Modalités de production, règles et fonctionnement de la
distribution, remontée des circuits courts, enjeux de la compensation carbone…
Ces dernières années, les enjeux écologiques viennent percuter l’économie. Pour
en parler, Yves Jégo, fondateur de la certification Origine France Garantie, a
convié, le 12 mars
dernier à Paris, Arnaud Leroy, président de l’ADEME (Agence de l’Environnement
et de la Maîtrise de l’Énergie), autour du thème « Réconcilier
environnement et industrie ». L’établissement public, placé sous la
tutelle du ministère de la Transition écologique et solidaire et du ministère
de l’Enseignement supérieur, de la Recherche et de l’Innovation, se dit en
effet « engagé dans la lutte contre le réchauffement climatique et la
dégradation des ressources ». Disposant d’un budget de 800 millions d’euros et de plus de
900 personnes sur
l’ensemble du territoire, y compris les Outre-Mer, l’ADEME « conseille,
facilite et aide au financement de projets » dans de nombreux domaines.
Améliorer la performance énergétique dans l’industrie
Historiquement, l’ADEME s’intéresse entre autres aux
différentes façons d’améliorer la performance énergétique dans l’industrie.
Arnaud Leroy a ainsi évoqué le Fonds Chaleur, dispositif de soutien financier
au développement de la production renouvelable de chaleur.
À ce titre, l’EPIC finance notamment de grandes
chaufferies biomasse, aussi bien dans l’industrie que pour les collectivités.
« On s’intéresse au devenir de la ressource forestière dans le pays,
qui n’est pas en danger, malgré tout ce qu’on peut lire.
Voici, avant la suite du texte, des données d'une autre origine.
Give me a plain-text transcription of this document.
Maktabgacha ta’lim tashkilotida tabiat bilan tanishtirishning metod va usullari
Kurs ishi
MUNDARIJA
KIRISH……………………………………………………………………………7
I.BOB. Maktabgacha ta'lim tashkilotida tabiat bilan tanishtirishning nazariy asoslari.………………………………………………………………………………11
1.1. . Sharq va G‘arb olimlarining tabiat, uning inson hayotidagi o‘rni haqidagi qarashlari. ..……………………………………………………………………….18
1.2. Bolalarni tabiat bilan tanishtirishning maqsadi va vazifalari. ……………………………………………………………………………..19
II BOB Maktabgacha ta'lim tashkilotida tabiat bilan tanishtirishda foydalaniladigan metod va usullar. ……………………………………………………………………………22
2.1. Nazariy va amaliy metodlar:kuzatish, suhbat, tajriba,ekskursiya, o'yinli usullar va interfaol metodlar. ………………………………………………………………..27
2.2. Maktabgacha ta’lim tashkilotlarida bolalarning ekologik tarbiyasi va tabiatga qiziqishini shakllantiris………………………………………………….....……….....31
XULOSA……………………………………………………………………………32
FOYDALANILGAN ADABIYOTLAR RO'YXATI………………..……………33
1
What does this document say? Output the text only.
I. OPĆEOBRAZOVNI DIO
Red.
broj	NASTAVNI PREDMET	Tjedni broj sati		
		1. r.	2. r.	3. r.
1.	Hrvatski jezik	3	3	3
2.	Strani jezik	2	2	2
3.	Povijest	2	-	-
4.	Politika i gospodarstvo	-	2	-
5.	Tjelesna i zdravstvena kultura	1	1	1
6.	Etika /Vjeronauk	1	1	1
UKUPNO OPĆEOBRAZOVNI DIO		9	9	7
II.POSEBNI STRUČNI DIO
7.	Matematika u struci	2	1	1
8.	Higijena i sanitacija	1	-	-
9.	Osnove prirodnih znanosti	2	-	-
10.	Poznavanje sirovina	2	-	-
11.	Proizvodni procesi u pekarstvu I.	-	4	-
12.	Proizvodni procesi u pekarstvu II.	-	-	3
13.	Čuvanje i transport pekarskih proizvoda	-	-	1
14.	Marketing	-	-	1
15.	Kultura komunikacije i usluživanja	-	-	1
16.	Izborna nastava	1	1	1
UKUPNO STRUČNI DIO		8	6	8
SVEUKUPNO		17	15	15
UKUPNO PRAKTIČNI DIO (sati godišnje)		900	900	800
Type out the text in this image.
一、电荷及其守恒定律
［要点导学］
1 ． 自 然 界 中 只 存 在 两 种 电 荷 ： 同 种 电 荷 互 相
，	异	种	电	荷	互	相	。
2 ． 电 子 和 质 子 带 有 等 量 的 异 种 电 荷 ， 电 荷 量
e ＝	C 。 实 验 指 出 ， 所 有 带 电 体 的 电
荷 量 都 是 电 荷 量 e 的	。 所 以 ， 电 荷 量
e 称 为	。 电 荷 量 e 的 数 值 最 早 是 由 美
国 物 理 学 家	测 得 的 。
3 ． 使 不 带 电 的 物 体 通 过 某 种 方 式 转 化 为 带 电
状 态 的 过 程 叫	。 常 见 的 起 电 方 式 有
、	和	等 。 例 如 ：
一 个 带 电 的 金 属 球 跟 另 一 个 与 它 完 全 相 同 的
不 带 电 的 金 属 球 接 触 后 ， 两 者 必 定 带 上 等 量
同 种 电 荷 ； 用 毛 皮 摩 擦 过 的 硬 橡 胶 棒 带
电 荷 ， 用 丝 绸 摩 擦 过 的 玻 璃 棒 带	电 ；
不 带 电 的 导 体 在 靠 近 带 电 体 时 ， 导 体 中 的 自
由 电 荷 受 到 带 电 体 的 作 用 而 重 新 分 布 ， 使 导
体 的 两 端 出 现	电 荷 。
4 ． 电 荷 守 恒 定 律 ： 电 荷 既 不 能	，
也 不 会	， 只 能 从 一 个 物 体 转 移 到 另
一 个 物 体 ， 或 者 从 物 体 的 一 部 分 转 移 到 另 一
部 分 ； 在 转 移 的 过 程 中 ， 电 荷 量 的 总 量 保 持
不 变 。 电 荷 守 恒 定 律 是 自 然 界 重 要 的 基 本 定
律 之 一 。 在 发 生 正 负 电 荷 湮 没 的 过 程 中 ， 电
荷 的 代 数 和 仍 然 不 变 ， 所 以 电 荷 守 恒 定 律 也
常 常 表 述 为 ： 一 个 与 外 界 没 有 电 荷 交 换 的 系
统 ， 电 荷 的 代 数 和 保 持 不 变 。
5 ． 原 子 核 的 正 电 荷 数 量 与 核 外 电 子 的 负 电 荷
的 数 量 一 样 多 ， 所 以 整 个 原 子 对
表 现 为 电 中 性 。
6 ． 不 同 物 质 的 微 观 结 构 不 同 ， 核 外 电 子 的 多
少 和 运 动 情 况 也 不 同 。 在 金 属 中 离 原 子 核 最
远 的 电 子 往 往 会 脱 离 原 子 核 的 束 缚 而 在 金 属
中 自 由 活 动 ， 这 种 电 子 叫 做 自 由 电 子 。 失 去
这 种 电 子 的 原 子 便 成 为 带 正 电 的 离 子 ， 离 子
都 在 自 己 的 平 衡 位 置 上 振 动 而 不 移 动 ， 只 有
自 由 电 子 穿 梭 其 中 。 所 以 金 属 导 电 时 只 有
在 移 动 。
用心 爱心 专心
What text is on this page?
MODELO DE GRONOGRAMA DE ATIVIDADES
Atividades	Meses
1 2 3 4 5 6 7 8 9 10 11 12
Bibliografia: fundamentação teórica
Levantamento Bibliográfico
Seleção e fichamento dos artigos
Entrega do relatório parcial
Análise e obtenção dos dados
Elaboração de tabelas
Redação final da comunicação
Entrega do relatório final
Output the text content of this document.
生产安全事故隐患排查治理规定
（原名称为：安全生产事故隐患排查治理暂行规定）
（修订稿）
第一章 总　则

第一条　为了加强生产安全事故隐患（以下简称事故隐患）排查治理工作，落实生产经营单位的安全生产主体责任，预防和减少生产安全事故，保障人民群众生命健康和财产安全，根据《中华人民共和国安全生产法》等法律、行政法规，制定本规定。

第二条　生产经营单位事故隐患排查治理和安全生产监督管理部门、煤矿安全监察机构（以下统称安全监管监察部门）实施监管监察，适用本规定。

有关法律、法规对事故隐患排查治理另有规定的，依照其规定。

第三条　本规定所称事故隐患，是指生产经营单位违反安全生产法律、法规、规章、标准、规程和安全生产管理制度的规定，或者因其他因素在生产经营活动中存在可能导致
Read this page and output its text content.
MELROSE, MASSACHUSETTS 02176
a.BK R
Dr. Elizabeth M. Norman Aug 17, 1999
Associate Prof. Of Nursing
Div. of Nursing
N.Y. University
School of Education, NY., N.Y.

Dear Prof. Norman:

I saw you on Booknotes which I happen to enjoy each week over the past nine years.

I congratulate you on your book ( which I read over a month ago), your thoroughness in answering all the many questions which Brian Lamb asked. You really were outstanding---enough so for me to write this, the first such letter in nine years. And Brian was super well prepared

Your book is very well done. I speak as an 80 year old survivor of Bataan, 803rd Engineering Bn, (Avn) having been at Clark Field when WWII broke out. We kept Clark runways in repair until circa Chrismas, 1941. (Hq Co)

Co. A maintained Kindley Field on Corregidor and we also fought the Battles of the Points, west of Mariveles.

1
On coupe moins de bois
dans notre pays ne serait-ce qu’il y a 2-3 ans !
Mais la loupe médiatique donne l’impression que l’Hexagone est l’Amazonie
bis », a déploré Arnaud Leroy.
Par ailleurs, ce dernier a constaté de la part des
entreprises une demande croissante d’énergies vertes, mais aussi locales – que
ce soit du bois, de l’énergie solaire ou éolienne, « qui permet
d’accélérer le sujet de l’acceptabilité »,
a remarqué le président de l’ADEME. « On milite pour les ouvertures
d’une partie du capital aux acteurs locaux. Sur les parcs éoliens, cela
fonctionne bien. » L’éolien, c’est pourtant le sujet irritant du pays,
a reconnu Arnaud Leroy. « On a pu dire que ce n’était pas recyclable.
Or, 92 % d’une
éolienne est recyclable ou revalorisable », a-t-il martelé.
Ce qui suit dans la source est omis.